In November 2014, U.S. Nuclear Regulatory Commission granted Areva an extension of the construction license until 30 March 2025.

On December 23, 2014 the U.S. Nuclear Regulatory Commission received an application for an export license XSOU8839 that would authorize the Y-12 National Security Complex to ship "134.2 kg uranium-235 contained in maximum of 144.0 kg of uranium, enriched to maximum 93.20 weight%, in the form of broken metal" to Areva's CERCA facility in France, where the material will be used to manufacture fuel for the Belgian BR2 reactor. The shipments are expected to take place in 2016.

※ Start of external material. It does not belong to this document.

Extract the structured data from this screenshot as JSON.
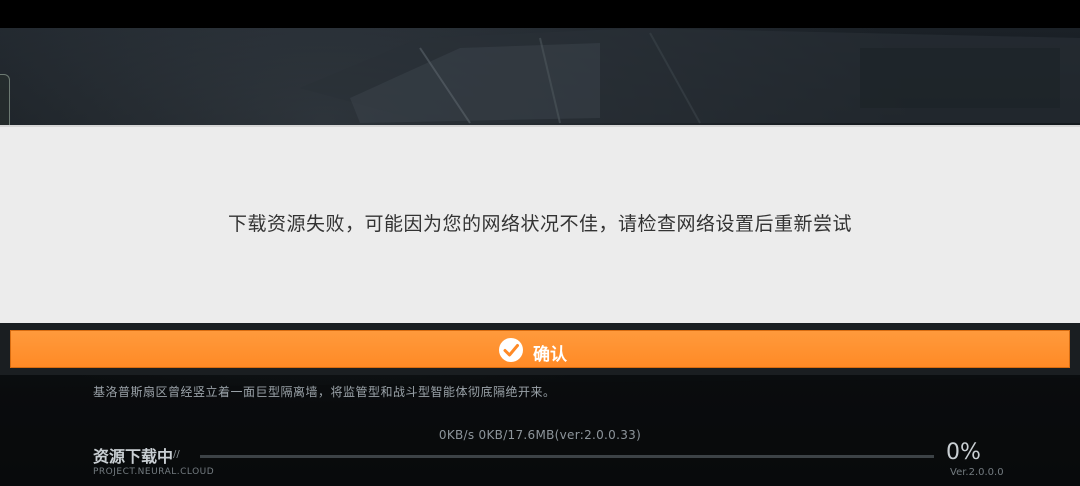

The license notes that "[c]onversion of the BR2 reactor to use a LEU fuel is in progress." Indeed, in 2012 NRC approved a shipment of 22 kg of 20% LEU for use in irradiation experiments in the BR2 reactor.

Previously approved shipments of HEU for the BR2 reactor include 93.5 kg of HEU (87.3 kg of U-235) in July 2010, 85.5 kg of HEU (79.814 kg of U- 235) in 2006. It also used the 69 kg of HEU that was supplied in 2006 for the High Flux Reactor (Réacteur à Haut Flux, RHF) at the Institut Max von Laue-Paul Langevin (ILL) in Grenoble.

UPDATE: The license XSNM3755was issued on January 26, 2015.

China's experimental fast reactor, CFER, reached full power, 65 MWt, at 5.00pm on 15 December 2014 and operated at this level continuously for three full days.

The reactor, built with Russia's assistance, first reached criticality in July 2010 and was connected to the grid in July 2011. At this point CEFR operates with 64.4% enriched HEU fuel, supplied by Russia.